Non-compete clauses in employment contracts prevent workers in many industries from moving from one business to another or from starting their own business. One in every five workers — 30 million Americans — currently is restricted by non-compete clauses. Employers use these clauses despite the fact that they can protect their interests in ways that are less harmful to their employees and to other businesses, including by using intellectual property law, nondisclosure agreements, or simply by providing their employees with a workplace environment that encourages them to stay.
Raoul and the coalition are asking the FTC to limit the use of non-compete clauses because the FTC is in the best position to curb the practice nationwide and to make sure that every worker and business throughout the country is protected from the abusive use of non-compete clauses. A rulemaking preventing abuse of such clauses will encourage all employers to retain workers by becoming a better place to work — not by threatening the worker or a new employer with a lawsuit.
This letter builds on Attorney General Raoul’s efforts to fight unlawful employment practices and end the wage theft crisis. After becoming Attorney General, Raoul initiated Senate Bill 161 to establish a Worker Protection Unit within the Attorney General’s office. Starting Jan. 1, the unit will have the authority to enforce existing laws that protect workers’ rights and lawful businesses in Illinois.
In April, Raoul testified before the Congressional House Appropriations Labor, Health and Human Services, and Education Subcommittee about the wage theft crisis. In his testimony, Raoul highlighted the need for SB 161, as well as other state-level efforts to respond to the crisis of wage theft and the importance of the federal government as a partner in these efforts. In March, Raoul and a coalition of 13 attorneys general secured a settlement with four fast-food chains to stop using no-poach agreements, which prevent employees from leaving one fast food franchise to work for another franchise in the same chain.
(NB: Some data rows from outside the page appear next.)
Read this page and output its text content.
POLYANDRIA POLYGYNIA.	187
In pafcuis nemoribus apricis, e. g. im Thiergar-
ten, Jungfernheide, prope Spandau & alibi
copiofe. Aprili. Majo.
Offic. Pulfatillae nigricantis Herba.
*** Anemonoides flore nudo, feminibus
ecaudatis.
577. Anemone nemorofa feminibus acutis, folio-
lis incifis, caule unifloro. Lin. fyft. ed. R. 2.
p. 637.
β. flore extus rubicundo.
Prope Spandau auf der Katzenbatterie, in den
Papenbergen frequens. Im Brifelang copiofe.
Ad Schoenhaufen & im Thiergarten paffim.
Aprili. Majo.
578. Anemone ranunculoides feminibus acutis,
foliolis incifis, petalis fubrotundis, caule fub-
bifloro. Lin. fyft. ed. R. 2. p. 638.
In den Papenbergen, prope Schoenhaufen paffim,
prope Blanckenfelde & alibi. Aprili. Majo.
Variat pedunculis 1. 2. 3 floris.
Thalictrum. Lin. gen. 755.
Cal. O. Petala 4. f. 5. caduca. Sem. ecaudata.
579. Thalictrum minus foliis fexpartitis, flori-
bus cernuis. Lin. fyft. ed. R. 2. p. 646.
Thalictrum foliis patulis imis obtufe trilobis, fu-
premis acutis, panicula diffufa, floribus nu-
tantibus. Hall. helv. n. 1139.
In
These restrictive agreements prevent low-wage workers from pursuing better paying jobs and deny franchisees the opportunity to hire skilled employees of their choice.
Joining Raoul in the letter are the attorneys general of California, Delaware, the District of Columbia, Iowa, Maine, Maryland, Massachusetts, Michigan, Minnesota, New Mexico, North Carolina, Oregon, Pennsylvania, Rhode Island, Vermont, Virginia, Washington, and Wisconsin.